Les Bijoux indiscrets sont un roman allégorique de Diderot, publié anonymement en 1748. Bien que rejeté par son auteur, c’est une œuvre légère, au charme délicat et… un classique de la littérature licencieuse. Pour tromper l’ennui, un sultan, amateur de commérages, se procure auprès d’un génie un anneau magique afin de connaître les secrets galants des dames de la cour : il suffit de tourner le chaton de la bague vers une femme pour que celle-ci avoue, immédiatement, par la voix d’un de ses « bijoux », toutes les intrigues dont elle a connaissance… Pur divertissement ? S’agissant de Diderot, rien n’est moins sûr !

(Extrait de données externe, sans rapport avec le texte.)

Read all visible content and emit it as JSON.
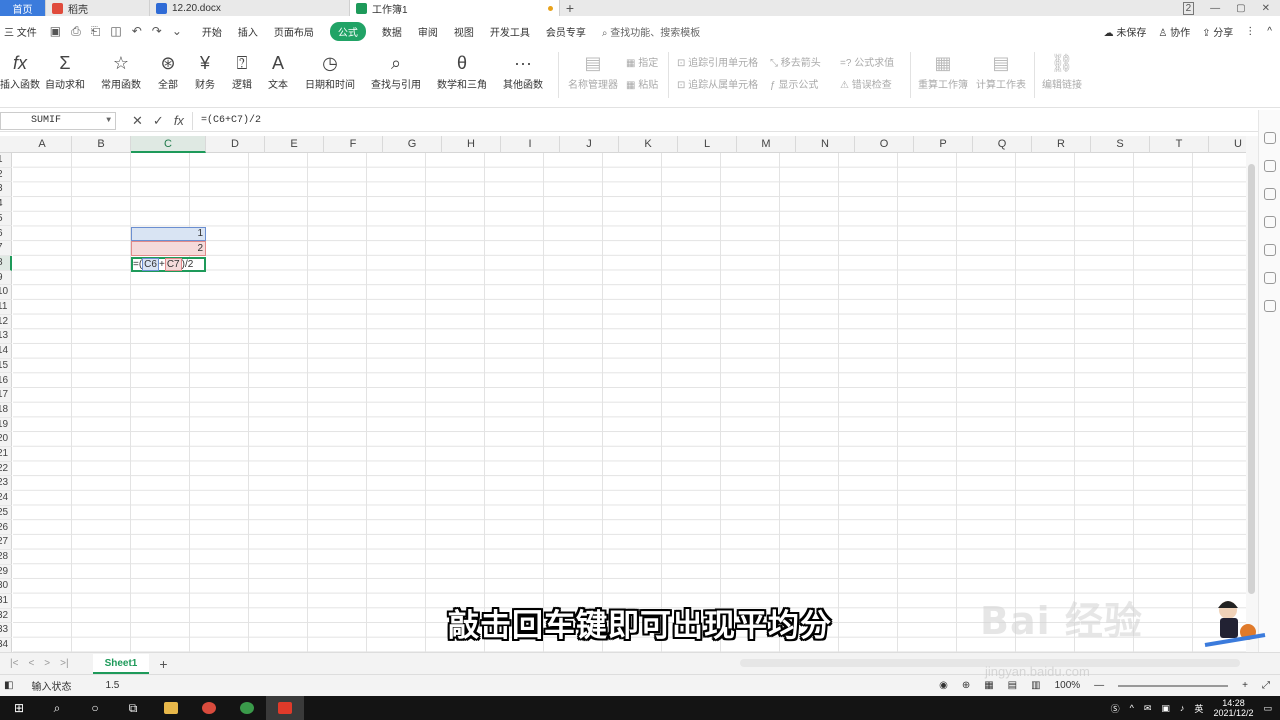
{
  "tabs": [
    {
      "label": "首页"
    },
    {
      "label": "稻壳"
    },
    {
      "label": "12.20.docx"
    },
    {
      "label": "工作簿1"
    }
  ],
  "window": {
    "badge": "2"
  },
  "menu": {
    "file": "三 文件",
    "items": [
      "开始",
      "插入",
      "页面布局",
      "公式",
      "数据",
      "审阅",
      "视图",
      "开发工具",
      "会员专享"
    ],
    "search": "查找功能、搜索模板",
    "unsaved": "未保存",
    "collab": "协作",
    "share": "分享"
  },
  "ribbon": {
    "insert_func": "插入函数",
    "autosum": "自动求和",
    "common": "常用函数",
    "all": "全部",
    "finance": "财务",
    "logic": "逻辑",
    "text": "文本",
    "datetime": "日期和时间",
    "lookup": "查找与引用",
    "math": "数学和三角",
    "other": "其他函数",
    "name_mgr": "名称管理器",
    "specify": "指定",
    "paste": "粘贴",
    "trace_prec": "追踪引用单元格",
    "trace_dep": "追踪从属单元格",
    "remove_arrows": "移去箭头",
    "show_formula": "显示公式",
    "eval_formula": "公式求值",
    "error_check": "错误检查",
    "recalc_wb": "重算工作簿",
    "calc_sheet": "计算工作表",
    "edit_links": "编辑链接"
  },
  "formula_bar": {
    "name_box": "SUMIF",
    "formula": "=(C6+C7)/2"
  },
  "columns": [
    "A",
    "B",
    "C",
    "D",
    "E",
    "F",
    "G",
    "H",
    "I",
    "J",
    "K",
    "L",
    "M",
    "N",
    "O",
    "P",
    "Q",
    "R",
    "S",
    "T",
    "U"
  ],
  "rows": [
    "1",
    "2",
    "3",
    "4",
    "5",
    "6",
    "7",
    "8",
    "9",
    "10",
    "11",
    "12",
    "13",
    "14",
    "15",
    "16",
    "17",
    "18",
    "19",
    "20",
    "21",
    "22",
    "23",
    "24",
    "25",
    "26",
    "27",
    "28",
    "29",
    "30",
    "31",
    "32",
    "33",
    "34"
  ],
  "cells": {
    "c6": "1",
    "c7": "2",
    "c8": {
      "pre": "=(",
      "ref1": "C6",
      "plus": "+",
      "ref2": "C7",
      "post": ")/2"
    }
  },
  "sheet": {
    "name": "Sheet1"
  },
  "status": {
    "mode": "输入状态",
    "value": "1.5",
    "zoom": "100%"
  },
  "taskbar": {
    "time": "14:28",
    "date": "2021/12/2"
  },
  "subtitle": "敲击回车键即可出现平均分",
  "watermark": {
    "main": "Bai 经验",
    "sub": "jingyan.baidu.com"
  }
}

D’aucuns ont voulu reconnaître Louis XV et la Pompadour sous les traits du sultan et de sa favorite. D’autres ont rejeté le texte au motif qu’il s’éloignait des canons des romans philosophiques. Il reste qu’à travers les trente essais de l’anneau, l’auteur égratigne les travers de la vie à la cour, évoque la réforme du théâtre, participe à la querelle des Anciens et des Modernes et traite des questions de droit, d’économie et de philosophie sur un ton alerte mais avec profondeur ! Ainsi, le philosophe parvient-il à faire connaître des opinions et des critiques sans encourir les foudres de la censure.

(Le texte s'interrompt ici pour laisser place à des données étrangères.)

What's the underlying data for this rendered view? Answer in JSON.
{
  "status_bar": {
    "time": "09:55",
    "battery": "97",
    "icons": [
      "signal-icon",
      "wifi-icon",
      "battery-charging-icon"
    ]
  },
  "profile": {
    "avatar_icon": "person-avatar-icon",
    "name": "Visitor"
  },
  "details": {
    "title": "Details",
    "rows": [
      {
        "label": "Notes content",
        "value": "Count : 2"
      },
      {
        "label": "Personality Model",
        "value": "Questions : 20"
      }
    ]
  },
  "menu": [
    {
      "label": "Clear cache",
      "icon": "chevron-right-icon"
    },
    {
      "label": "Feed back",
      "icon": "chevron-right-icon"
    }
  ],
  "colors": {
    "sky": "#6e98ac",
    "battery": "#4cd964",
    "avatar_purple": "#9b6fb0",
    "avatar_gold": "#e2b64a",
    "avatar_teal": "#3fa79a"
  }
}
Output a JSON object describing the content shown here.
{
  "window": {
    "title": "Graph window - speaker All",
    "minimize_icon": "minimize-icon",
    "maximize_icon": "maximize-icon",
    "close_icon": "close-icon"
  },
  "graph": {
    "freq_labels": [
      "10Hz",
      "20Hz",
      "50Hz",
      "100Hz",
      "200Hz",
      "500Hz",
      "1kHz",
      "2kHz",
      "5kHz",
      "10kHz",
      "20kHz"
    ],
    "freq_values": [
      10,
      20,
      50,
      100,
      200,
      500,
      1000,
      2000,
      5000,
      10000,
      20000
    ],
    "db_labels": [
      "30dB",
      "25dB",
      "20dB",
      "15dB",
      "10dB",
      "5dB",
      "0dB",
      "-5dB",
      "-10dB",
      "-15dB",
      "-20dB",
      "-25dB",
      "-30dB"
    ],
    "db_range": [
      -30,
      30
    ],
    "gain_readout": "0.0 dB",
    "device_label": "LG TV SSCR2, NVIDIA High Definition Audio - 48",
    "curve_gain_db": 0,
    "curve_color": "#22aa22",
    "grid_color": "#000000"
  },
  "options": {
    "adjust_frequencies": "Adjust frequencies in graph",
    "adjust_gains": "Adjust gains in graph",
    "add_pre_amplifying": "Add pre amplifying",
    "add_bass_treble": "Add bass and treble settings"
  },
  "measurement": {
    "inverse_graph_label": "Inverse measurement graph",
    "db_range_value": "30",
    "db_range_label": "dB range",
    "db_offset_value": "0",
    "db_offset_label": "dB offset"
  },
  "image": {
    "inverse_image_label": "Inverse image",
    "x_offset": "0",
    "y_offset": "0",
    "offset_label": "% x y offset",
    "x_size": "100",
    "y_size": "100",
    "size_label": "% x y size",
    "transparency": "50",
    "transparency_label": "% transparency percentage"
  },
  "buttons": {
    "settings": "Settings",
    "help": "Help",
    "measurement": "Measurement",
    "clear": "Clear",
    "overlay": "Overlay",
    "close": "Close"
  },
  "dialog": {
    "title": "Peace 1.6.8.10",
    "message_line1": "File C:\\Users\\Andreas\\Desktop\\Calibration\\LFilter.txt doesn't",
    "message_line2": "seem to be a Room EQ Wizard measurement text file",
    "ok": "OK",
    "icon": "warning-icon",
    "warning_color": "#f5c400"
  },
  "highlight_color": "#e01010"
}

Une œuvre riche et délicieuse à savourer !

EXTRAIT

Hiaouf Zélès Tanzaï régnait depuis longtemps dans la grande Chéchianée ; et ce prince voluptueux continuait d'en faire les délices. Acajou, roi de Minutie, avait eu le sort prédit par son père. Zulmis avait vécu. Le comte de… vivait encore. Splendide, Angola, Misapouf, et quelques autres potentats des Indes et de l'Asie étaient morts subitement. Les peuples, las d'obéir à des souverains imbéciles, avaient secoué le joug de leur postérité ; et les descendants de ces monarques malheureux erraient inconnus et presque ignorés dans les provinces de leurs empires. Le petit-fils de l'illustre Shéhérazade s'était seul affermi sur le trône ; et il était obéi dans le Mogol sous le nom de Schachbaam, lorsque Mangogul naquit dans le Congo. Le trépas de plusieurs souverains fut, comme on voit, l'époque funeste de sa naissance.